Über eine mediane Thorakotomie werden nach Angehen an die Herz-Lungen-Maschine die rechte und linke Pulmonalarterie bis in den Lungenhilus mobilisiert. Das Herz wird kardioplegisch stillgestellt, der Ventrikelseptumdefekt wird transtrikuspidal mit einem Flicken, ein gegebenenfalls vorhandener Atriumseptumdefekt wird direkt verschlossen. Sind Zeichen einer bronchialen Kompression vorhanden, wird die Aorta ascendens durchtrennt und die Pulmonalarterie vor die Aorta ascendens transponiert. Der Diameter der Pulmonalarterien wird mit einer Reduktionsplastik der anterioren und einer Längsplikatur der posterioren Wand auf Normalgröße reduziert. Die Herstellung der Kontinuität zwischen dem rechten Ventrikel und der PA erfolgt mit einem klappentragenden Konduits.

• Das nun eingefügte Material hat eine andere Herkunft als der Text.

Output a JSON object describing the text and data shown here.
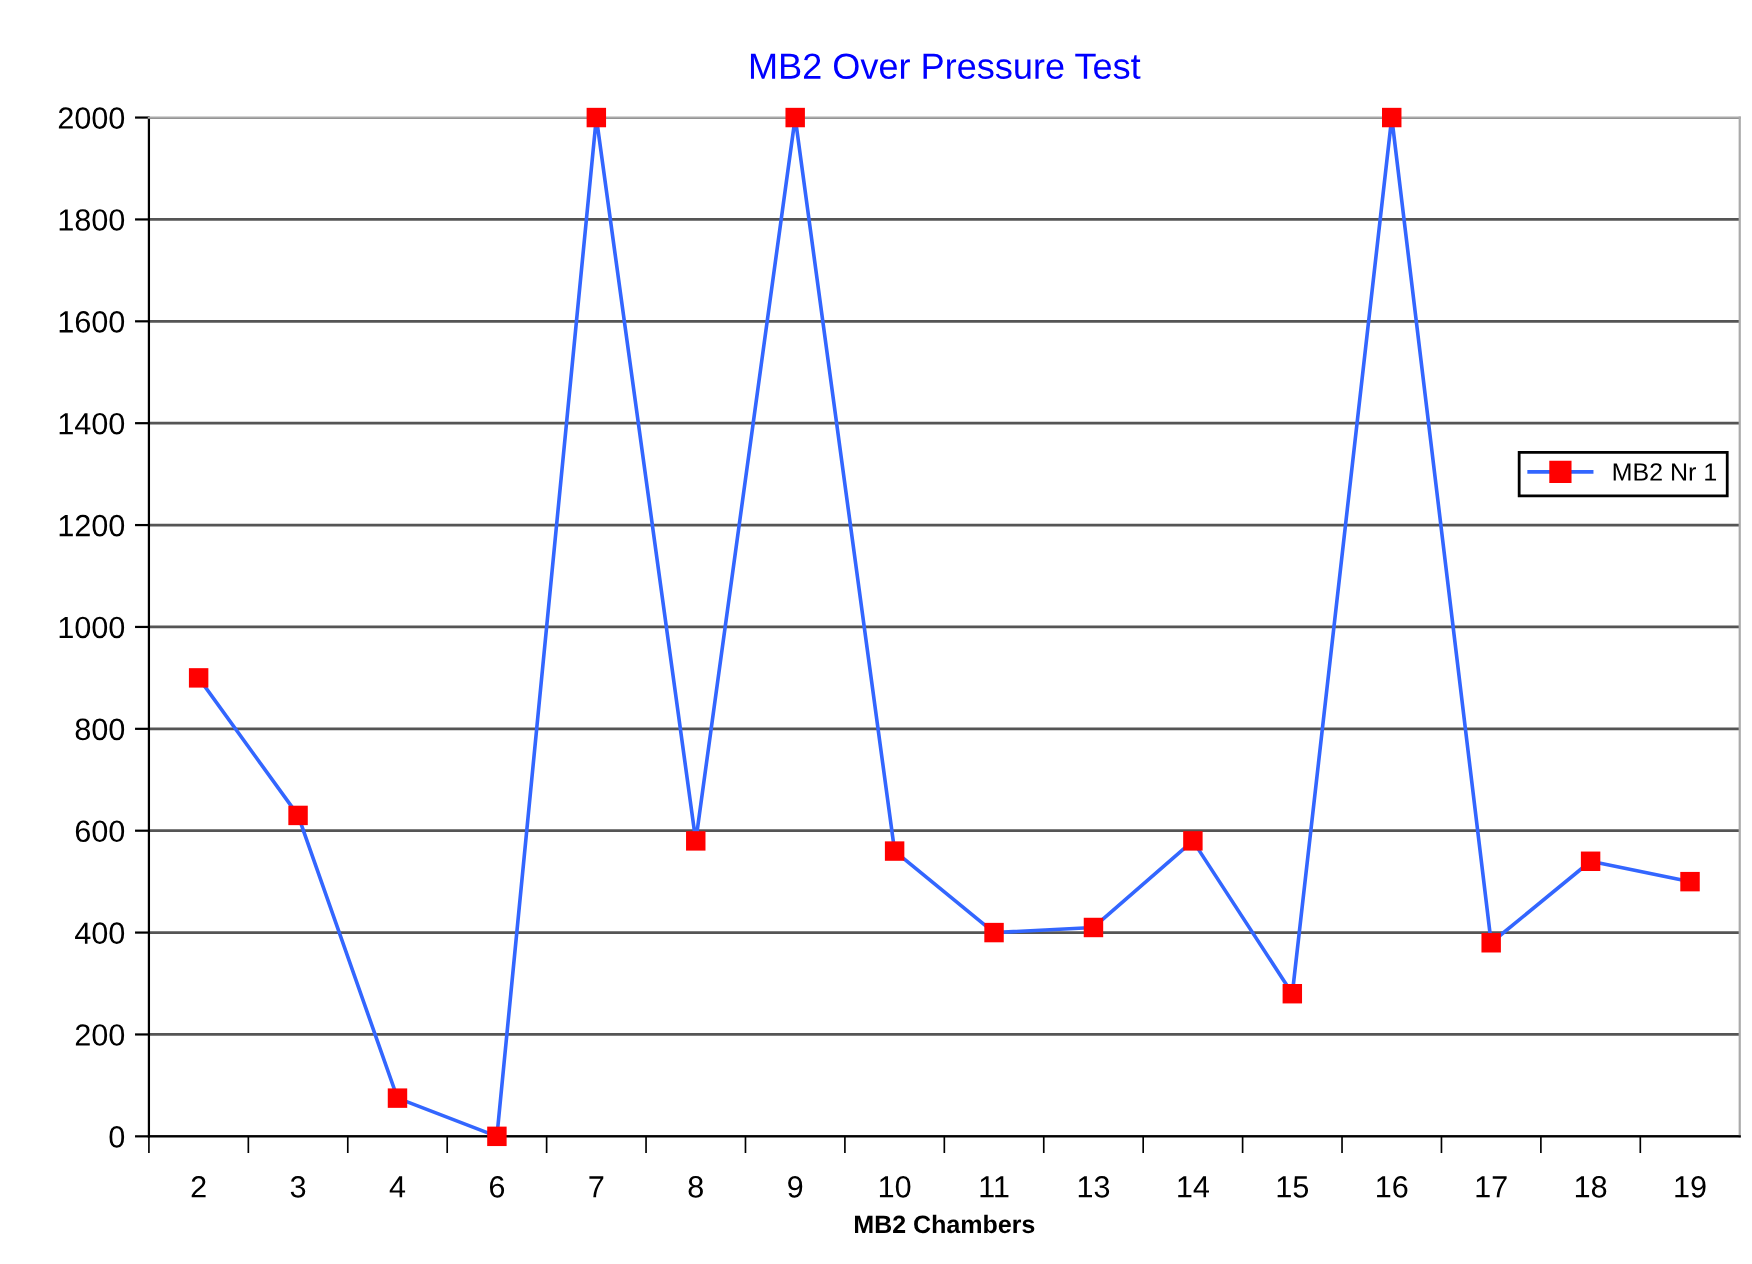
{
  "chart_data": {
    "type": "line",
    "title": "MB2 Over Pressure Test",
    "xlabel": "MB2 Chambers",
    "categories": [
      "2",
      "3",
      "4",
      "6",
      "7",
      "8",
      "9",
      "10",
      "11",
      "13",
      "14",
      "15",
      "16",
      "17",
      "18",
      "19"
    ],
    "series": [
      {
        "name": "MB2 Nr 1",
        "color": "#3366ff",
        "colors": [
          "#ff0000",
          "#ff0000",
          "#ff0000",
          "#ff0000",
          "#ff0000",
          "#ff0000",
          "#ff0000",
          "#ff0000",
          "#ff0000",
          "#ff0000",
          "#ff0000",
          "#ff0000",
          "#ff0000",
          "#ff0000",
          "#ff0000",
          "#ff0000"
        ],
        "values": [
          900,
          630,
          75,
          0,
          2000,
          580,
          2000,
          560,
          400,
          410,
          580,
          280,
          2000,
          380,
          540,
          500
        ]
      }
    ],
    "ylim": [
      0,
      2000
    ],
    "yticks": [
      0,
      200,
      400,
      600,
      800,
      1000,
      1200,
      1400,
      1600,
      1800,
      2000
    ],
    "grid": "y",
    "legend": "right",
    "marker": "square",
    "line_style": "solid"
  }
}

Mögliche Komplikationen im Langzeitverlauf

Die Prognose des Kindes ist bei dem zugrunde liegenden Herzfehler kurz- und mittelfristig gut. Der bedeutendste Risikofaktor für eine erhöhte Letalität und Morbidität ist die Notwendigkeit einer präoperativen mechanischen Ventilation. Über dem rechtsventrikulären Ausflusstrakt ist meist kein nennenswerter Gradient nachweisbar. Im weiteren Verlauf kann eine höhergradige Stenosierung oder Insuffizienz im Bereich der Pulmonalklappe eine Re-Intervention ggfs. den Einsatz eines RV-PA-Konduits erforderlich machen. 

Empfehlung in der Weiterbehandlung

Wir empfehlen bei Verwendung eines RV-PA-Konduits die Antibiotika-Prophylaxe zu den bekannten Indikationen fortzusetzen.